Бывало, намеченная жертва не поддавалась уговорам и подкупу, не верила посулам, не шла на приманку хлебом, табаком и салом. Тогда обреченного выслеживали до его норы, где он жил с одним или двумя товарищами. Нора не могла быть размером больше, чем на трех человек, иначе происходило самообрушение непрочной песчаной кровли.
Ночью, подкравшись к этой норе вдвоем, втроем, бандиты, подпрыгнув, обрушивали кровлю норы на спящих. Обессиленные люди, заваленные почти метровым слоем земли, не имели сил выбраться сами и через несколько минут умирали от удушья. Нападавшие, вернувшись в свою нору и отлежавшись там полчаса-час, возвращались и, прячась за неровности почвы от шарящих по территории лучей прожекторов, лежа, лихорадочно работали самодельным шанцевым инструментом, быстро докапывались до засыпанных, отыскивали жертву и забирали то, что им было нужно. Так, из-за одного кожаного ремня или из-за нерваной гимнастерки погибал не только владелец этих жалких ценностей, но и его товарищи.
Каким-то образом немцы разоблачили и раскрыли одну из таких шаек. Их было четыре человека. Им было устроено формальное следствие, их предали военно-полевому суду, который приговорил всех четырех к повешению.
На аппельплаце была выстроена виселица. В назначенный день казни нас всех вывели на аппельплац и построили вокруг виселицы. Осужденных привели из арест-блока под конвоем немцев с автоматами. Руки бандитов были связаны сзади, на груди каждого висела доска с надписью по-русски: «Я задушил своего товарища».
У виселицы стояло несколько немцев с барабанами.
Осужденных обвели вокруг всего аппельплаца, останавливали перед каждой колонной и заставляли кланяться и говорить: «Простите, братцы». Они еле-еле волочили ноги, и свои слова о прощении произносили чуть слышным шепотом. Во время содержания их в арест-блоке под следствием и в ожидании суда их ежедневно избивали плетками, и жизнь в них уже и так только-только теплилась. Они с трудом держались на ногах. Приближавшаяся смерть на виселице была для них уже как избавление от непрерывных физических истязаний.
Церемония казни была соблюдена по всем правилам. Осужденных выстроили перед помостом. Немецкий офицер зачитывал текст приговора по-немецки. Лагерный переводчик переводил на русский.
Ударила дробь барабанов. Под эти жутко-рокочущие звуки их втащили на помост – сами подняться по ступеням они оказались не в силах. На виселице орудовали наши лагерные полицейские. Командовал всем и хлопотал больше всех наш бывший ездовой, Сенька Коваленко.

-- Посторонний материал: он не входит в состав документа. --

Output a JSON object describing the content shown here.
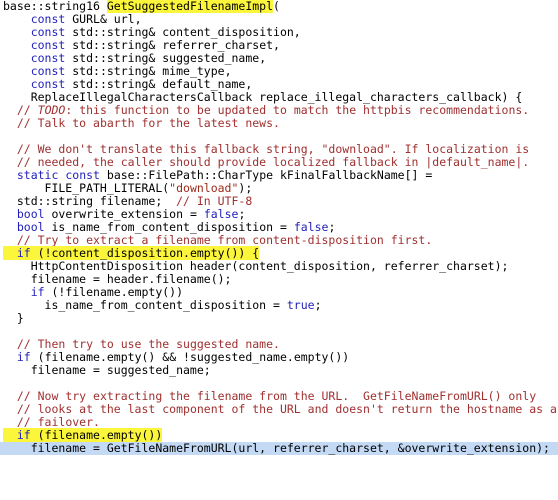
{
  "view": {
    "name": "source-code-viewer",
    "language": "C++",
    "background": "#ffffff",
    "highlight_color": "#fbf53c",
    "selection_color": "#c3d9f4",
    "comment_color": "#a03030",
    "keyword_color": "#2222bb",
    "string_color": "#9c2b1b",
    "text_color": "#000000"
  },
  "lines": [
    {
      "i": 0,
      "selected": false,
      "text": "base::string16 GetSuggestedFilenameImpl(",
      "tokens": [
        {
          "t": "base::string16 ",
          "c": "t-plain"
        },
        {
          "t": "GetSuggestedFilenameImpl",
          "c": "t-fn",
          "hl": true
        },
        {
          "t": "(",
          "c": "t-plain"
        }
      ]
    },
    {
      "i": 1,
      "selected": false,
      "text": "    const GURL& url,",
      "tokens": [
        {
          "t": "    ",
          "c": "t-plain"
        },
        {
          "t": "const",
          "c": "t-kw"
        },
        {
          "t": " GURL& url,",
          "c": "t-plain"
        }
      ]
    },
    {
      "i": 2,
      "selected": false,
      "text": "    const std::string& content_disposition,",
      "tokens": [
        {
          "t": "    ",
          "c": "t-plain"
        },
        {
          "t": "const",
          "c": "t-kw"
        },
        {
          "t": " std::string& content_disposition,",
          "c": "t-plain"
        }
      ]
    },
    {
      "i": 3,
      "selected": false,
      "text": "    const std::string& referrer_charset,",
      "tokens": [
        {
          "t": "    ",
          "c": "t-plain"
        },
        {
          "t": "const",
          "c": "t-kw"
        },
        {
          "t": " std::string& referrer_charset,",
          "c": "t-plain"
        }
      ]
    },
    {
      "i": 4,
      "selected": false,
      "text": "    const std::string& suggested_name,",
      "tokens": [
        {
          "t": "    ",
          "c": "t-plain"
        },
        {
          "t": "const",
          "c": "t-kw"
        },
        {
          "t": " std::string& suggested_name,",
          "c": "t-plain"
        }
      ]
    },
    {
      "i": 5,
      "selected": false,
      "text": "    const std::string& mime_type,",
      "tokens": [
        {
          "t": "    ",
          "c": "t-plain"
        },
        {
          "t": "const",
          "c": "t-kw"
        },
        {
          "t": " std::string& mime_type,",
          "c": "t-plain"
        }
      ]
    },
    {
      "i": 6,
      "selected": false,
      "text": "    const std::string& default_name,",
      "tokens": [
        {
          "t": "    ",
          "c": "t-plain"
        },
        {
          "t": "const",
          "c": "t-kw"
        },
        {
          "t": " std::string& default_name,",
          "c": "t-plain"
        }
      ]
    },
    {
      "i": 7,
      "selected": false,
      "text": "    ReplaceIllegalCharactersCallback replace_illegal_characters_callback) {",
      "tokens": [
        {
          "t": "    ReplaceIllegalCharactersCallback replace_illegal_characters_callback) {",
          "c": "t-plain"
        }
      ]
    },
    {
      "i": 8,
      "selected": false,
      "text": "  // TODO: this function to be updated to match the httpbis recommendations.",
      "tokens": [
        {
          "t": "  ",
          "c": "t-plain"
        },
        {
          "t": "// ",
          "c": "t-comment"
        },
        {
          "t": "TODO",
          "c": "t-comment-i"
        },
        {
          "t": ": this function to be updated to match the httpbis recommendations.",
          "c": "t-comment"
        }
      ]
    },
    {
      "i": 9,
      "selected": false,
      "text": "  // Talk to abarth for the latest news.",
      "tokens": [
        {
          "t": "  ",
          "c": "t-plain"
        },
        {
          "t": "// Talk to abarth for the latest news.",
          "c": "t-comment"
        }
      ]
    },
    {
      "i": 10,
      "selected": false,
      "text": "",
      "tokens": []
    },
    {
      "i": 11,
      "selected": false,
      "text": "  // We don't translate this fallback string, \"download\". If localization is",
      "tokens": [
        {
          "t": "  ",
          "c": "t-plain"
        },
        {
          "t": "// We don't translate this fallback string, \"download\". If localization is",
          "c": "t-comment"
        }
      ]
    },
    {
      "i": 12,
      "selected": false,
      "text": "  // needed, the caller should provide localized fallback in |default_name|.",
      "tokens": [
        {
          "t": "  ",
          "c": "t-plain"
        },
        {
          "t": "// needed, the caller should provide localized fallback in |default_name|.",
          "c": "t-comment"
        }
      ]
    },
    {
      "i": 13,
      "selected": false,
      "text": "  static const base::FilePath::CharType kFinalFallbackName[] =",
      "tokens": [
        {
          "t": "  ",
          "c": "t-plain"
        },
        {
          "t": "static",
          "c": "t-kw"
        },
        {
          "t": " ",
          "c": "t-plain"
        },
        {
          "t": "const",
          "c": "t-kw"
        },
        {
          "t": " base::FilePath::CharType kFinalFallbackName[] =",
          "c": "t-plain"
        }
      ]
    },
    {
      "i": 14,
      "selected": false,
      "text": "      FILE_PATH_LITERAL(\"download\");",
      "tokens": [
        {
          "t": "      FILE_PATH_LITERAL(",
          "c": "t-plain"
        },
        {
          "t": "\"download\"",
          "c": "t-string"
        },
        {
          "t": ");",
          "c": "t-plain"
        }
      ]
    },
    {
      "i": 15,
      "selected": false,
      "text": "  std::string filename;  // In UTF-8",
      "tokens": [
        {
          "t": "  std::string filename;  ",
          "c": "t-plain"
        },
        {
          "t": "// In UTF-8",
          "c": "t-comment"
        }
      ]
    },
    {
      "i": 16,
      "selected": false,
      "text": "  bool overwrite_extension = false;",
      "tokens": [
        {
          "t": "  ",
          "c": "t-plain"
        },
        {
          "t": "bool",
          "c": "t-kw"
        },
        {
          "t": " overwrite_extension = ",
          "c": "t-plain"
        },
        {
          "t": "false",
          "c": "t-const"
        },
        {
          "t": ";",
          "c": "t-plain"
        }
      ]
    },
    {
      "i": 17,
      "selected": false,
      "text": "  bool is_name_from_content_disposition = false;",
      "tokens": [
        {
          "t": "  ",
          "c": "t-plain"
        },
        {
          "t": "bool",
          "c": "t-kw"
        },
        {
          "t": " is_name_from_content_disposition = ",
          "c": "t-plain"
        },
        {
          "t": "false",
          "c": "t-const"
        },
        {
          "t": ";",
          "c": "t-plain"
        }
      ]
    },
    {
      "i": 18,
      "selected": false,
      "text": "  // Try to extract a filename from content-disposition first.",
      "tokens": [
        {
          "t": "  ",
          "c": "t-plain"
        },
        {
          "t": "// Try to extract a filename from content-disposition first.",
          "c": "t-comment"
        }
      ]
    },
    {
      "i": 19,
      "selected": false,
      "text": "  if (!content_disposition.empty()) {",
      "tokens": [
        {
          "t": "  ",
          "c": "t-plain",
          "hl": true
        },
        {
          "t": "if",
          "c": "t-kw",
          "hl": true
        },
        {
          "t": " (!content_disposition.empty()) {",
          "c": "t-plain",
          "hl": true
        }
      ]
    },
    {
      "i": 20,
      "selected": false,
      "text": "    HttpContentDisposition header(content_disposition, referrer_charset);",
      "tokens": [
        {
          "t": "    HttpContentDisposition header(content_disposition, referrer_charset);",
          "c": "t-plain"
        }
      ]
    },
    {
      "i": 21,
      "selected": false,
      "text": "    filename = header.filename();",
      "tokens": [
        {
          "t": "    filename = header.filename();",
          "c": "t-plain"
        }
      ]
    },
    {
      "i": 22,
      "selected": false,
      "text": "    if (!filename.empty())",
      "tokens": [
        {
          "t": "    ",
          "c": "t-plain"
        },
        {
          "t": "if",
          "c": "t-kw"
        },
        {
          "t": " (!filename.empty())",
          "c": "t-plain"
        }
      ]
    },
    {
      "i": 23,
      "selected": false,
      "text": "      is_name_from_content_disposition = true;",
      "tokens": [
        {
          "t": "      is_name_from_content_disposition = ",
          "c": "t-plain"
        },
        {
          "t": "true",
          "c": "t-const"
        },
        {
          "t": ";",
          "c": "t-plain"
        }
      ]
    },
    {
      "i": 24,
      "selected": false,
      "text": "  }",
      "tokens": [
        {
          "t": "  }",
          "c": "t-plain"
        }
      ]
    },
    {
      "i": 25,
      "selected": false,
      "text": "",
      "tokens": []
    },
    {
      "i": 26,
      "selected": false,
      "text": "  // Then try to use the suggested name.",
      "tokens": [
        {
          "t": "  ",
          "c": "t-plain"
        },
        {
          "t": "// Then try to use the suggested name.",
          "c": "t-comment"
        }
      ]
    },
    {
      "i": 27,
      "selected": false,
      "text": "  if (filename.empty() && !suggested_name.empty())",
      "tokens": [
        {
          "t": "  ",
          "c": "t-plain"
        },
        {
          "t": "if",
          "c": "t-kw"
        },
        {
          "t": " (filename.empty() && !suggested_name.empty())",
          "c": "t-plain"
        }
      ]
    },
    {
      "i": 28,
      "selected": false,
      "text": "    filename = suggested_name;",
      "tokens": [
        {
          "t": "    filename = suggested_name;",
          "c": "t-plain"
        }
      ]
    },
    {
      "i": 29,
      "selected": false,
      "text": "",
      "tokens": []
    },
    {
      "i": 30,
      "selected": false,
      "text": "  // Now try extracting the filename from the URL.  GetFileNameFromURL() only",
      "tokens": [
        {
          "t": "  ",
          "c": "t-plain"
        },
        {
          "t": "// Now try extracting the filename from the URL.  GetFileNameFromURL() only",
          "c": "t-comment"
        }
      ]
    },
    {
      "i": 31,
      "selected": false,
      "text": "  // looks at the last component of the URL and doesn't return the hostname as a",
      "tokens": [
        {
          "t": "  ",
          "c": "t-plain"
        },
        {
          "t": "// looks at the last component of the URL and doesn't return the hostname as a",
          "c": "t-comment"
        }
      ]
    },
    {
      "i": 32,
      "selected": false,
      "text": "  // failover.",
      "tokens": [
        {
          "t": "  ",
          "c": "t-plain"
        },
        {
          "t": "// failover.",
          "c": "t-comment"
        }
      ]
    },
    {
      "i": 33,
      "selected": false,
      "text": "  if (filename.empty())",
      "tokens": [
        {
          "t": "  ",
          "c": "t-plain",
          "hl": true
        },
        {
          "t": "if",
          "c": "t-kw",
          "hl": true
        },
        {
          "t": " (filename.empty())",
          "c": "t-plain",
          "hl": true
        }
      ]
    },
    {
      "i": 34,
      "selected": true,
      "text": "    filename = GetFileNameFromURL(url, referrer_charset, &overwrite_extension);",
      "tokens": [
        {
          "t": "    filename = GetFileNameFromURL(url, referrer_charset, &overwrite_extension);",
          "c": "t-plain"
        }
      ]
    }
  ]
}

Он сам надевал петли, затягивал их, потом спрыгнул с помоста и одну за другой выбил три стойки, подпиравшие откидную часть помоста. Все четверо повисли сразу и тут же смолкли барабаны. Жуткая тишина повисла над аппельплацем. Казненные медленно поворачивались на раскручивающихся веревках.
Я был в то время уже в лазарете и о разгуле лагерного бандитизма в блоках слышал только из рассказов больных, прибывавших в лазарет-блок. Когда еще я сам находился в 132-м блоке и ютился в норе, эта чума – лагерный бандитизм – только начиналась. Мне пришлось всего два раза видеть по утрам трупы раздетых ночью ограбленных и убитых жертв бандитизма.

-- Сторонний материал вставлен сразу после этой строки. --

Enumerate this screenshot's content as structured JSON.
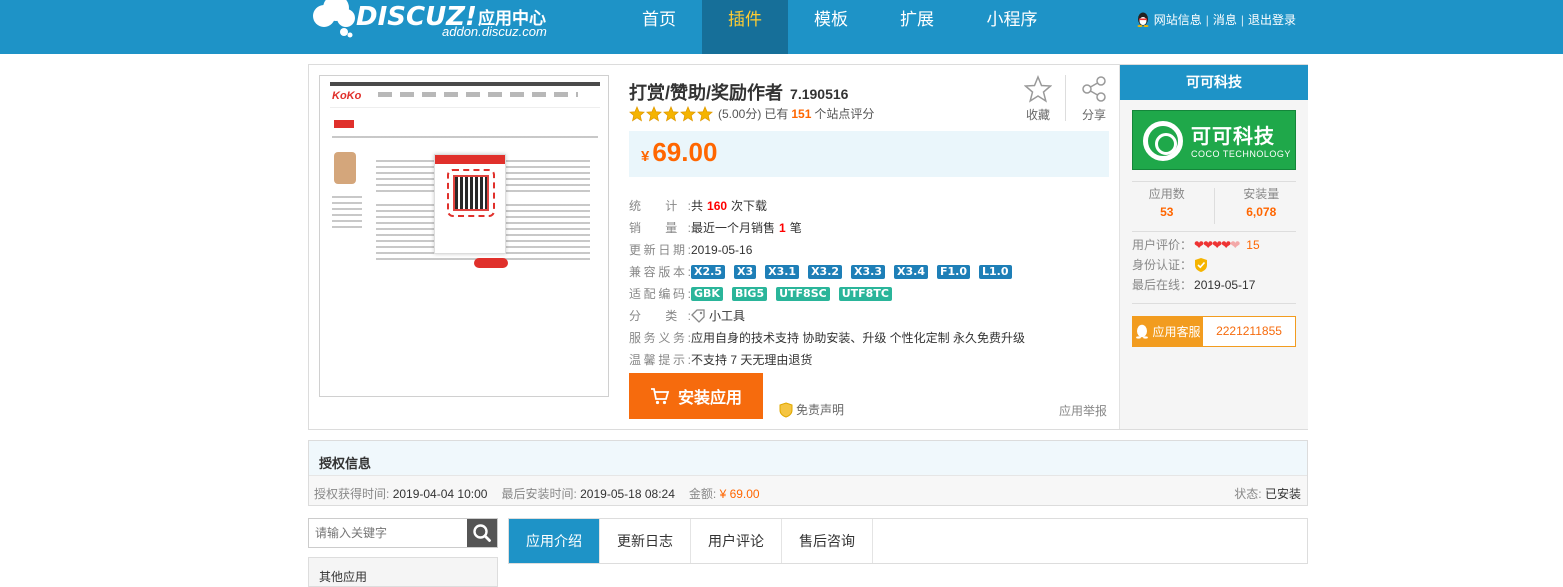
{
  "header": {
    "brand": "DISCUZ!",
    "brand_sub": "应用中心",
    "domain": "addon.discuz.com",
    "nav": [
      {
        "label": "首页"
      },
      {
        "label": "插件"
      },
      {
        "label": "模板"
      },
      {
        "label": "扩展"
      },
      {
        "label": "小程序"
      }
    ],
    "user_links": {
      "site_info": "网站信息",
      "sep": "|",
      "messages": "消息",
      "logout": "退出登录"
    }
  },
  "product": {
    "title": "打赏/赞助/奖励作者",
    "version": "7.190516",
    "rating_score": "(5.00分)",
    "rating_prefix": "已有",
    "rating_count": "151",
    "rating_suffix": "个站点评分",
    "stars": 5,
    "favorite_label": "收藏",
    "share_label": "分享",
    "price_symbol": "¥",
    "price": "69.00",
    "info": {
      "downloads_key": "统  计:",
      "downloads_pre": "共",
      "downloads_num": "160",
      "downloads_post": "次下载",
      "sales_key": "销  量:",
      "sales_pre": "最近一个月销售",
      "sales_num": "1",
      "sales_post": "笔",
      "updated_key": "更新日期:",
      "updated_val": "2019-05-16",
      "compat_key": "兼容版本:",
      "compat": [
        "X2.5",
        "X3",
        "X3.1",
        "X3.2",
        "X3.3",
        "X3.4",
        "F1.0",
        "L1.0"
      ],
      "encoding_key": "适配编码:",
      "encoding": [
        "GBK",
        "BIG5",
        "UTF8SC",
        "UTF8TC"
      ],
      "category_key": "分  类:",
      "category_val": "小工具",
      "service_key": "服务义务:",
      "service_val": "应用自身的技术支持  协助安装、升级  个性化定制  永久免费升级",
      "tip_key": "温馨提示:",
      "tip_val": "不支持 7 天无理由退货"
    },
    "install_label": "安装应用",
    "disclaimer_label": "免责声明",
    "report_label": "应用举报"
  },
  "developer": {
    "name": "可可科技",
    "logo_cn": "可可科技",
    "logo_en": "COCO TECHNOLOGY",
    "apps_label": "应用数",
    "apps_count": "53",
    "installs_label": "安装量",
    "installs_count": "6,078",
    "rating_label": "用户评价：",
    "rating_count": "15",
    "verify_label": "身份认证：",
    "last_online_label": "最后在线：",
    "last_online": "2019-05-17",
    "service_label": "应用客服",
    "service_qq": "2221211855"
  },
  "license": {
    "title": "授权信息",
    "obtained_label": "授权获得时间:",
    "obtained": "2019-04-04 10:00",
    "last_install_label": "最后安装时间:",
    "last_install": "2019-05-18 08:24",
    "amount_label": "金额:",
    "amount": "¥ 69.00",
    "state_label": "状态:",
    "state": "已安装"
  },
  "search": {
    "placeholder": "请输入关键字"
  },
  "other_apps_label": "其他应用",
  "tabs": [
    {
      "label": "应用介绍"
    },
    {
      "label": "更新日志"
    },
    {
      "label": "用户评论"
    },
    {
      "label": "售后咨询"
    }
  ],
  "colors": {
    "brand_blue": "#1e93c7",
    "active_nav": "#166f99",
    "accent_orange": "#f60",
    "install_orange": "#f66b0d",
    "dev_green": "#1fa84a"
  }
}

Публичная казнь четырех разоблаченных бандитов на некоторое время приостановила рост этой заразы, но прекращение такого открытого бандитизма произошло по другой причине. Когда были построены землянки и люди из нор перешли под крышу, тех исключительно благоприятных условий для бандитов, которые существовали при жизни в норах, уже не было, и бандитские действия сами собой утихли.

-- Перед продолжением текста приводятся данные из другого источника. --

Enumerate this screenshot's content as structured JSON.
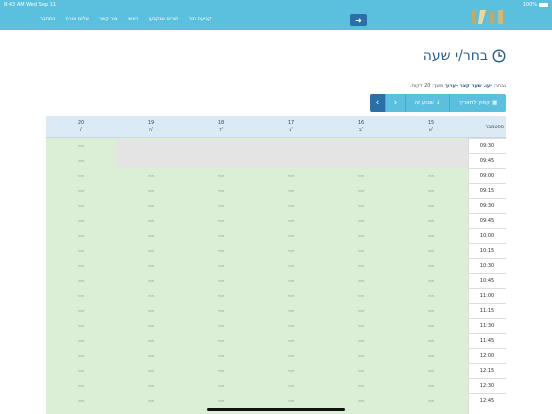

Бандитизм не был единственным уродливым искажением человеческого существования в немецких лагерях военнопленных той поры. Другим уродством, едва ли не более отвратительным, был каннибализм. Это явление не могло быть таким массовым, как бандитизм, но случаи каннибализма были, и это одно само по себе было чудовищно.
Мне стали известны два случая каннибализма, но их было, вероятно, больше.
В одной из землянок на нижних нарах в дальнем холодном углу был обнаружен труп с отъятыми частями тела. Сосед признался, что это сделал он, а мясо сварил и съел. Он был забит полицейскими до смерти тут же.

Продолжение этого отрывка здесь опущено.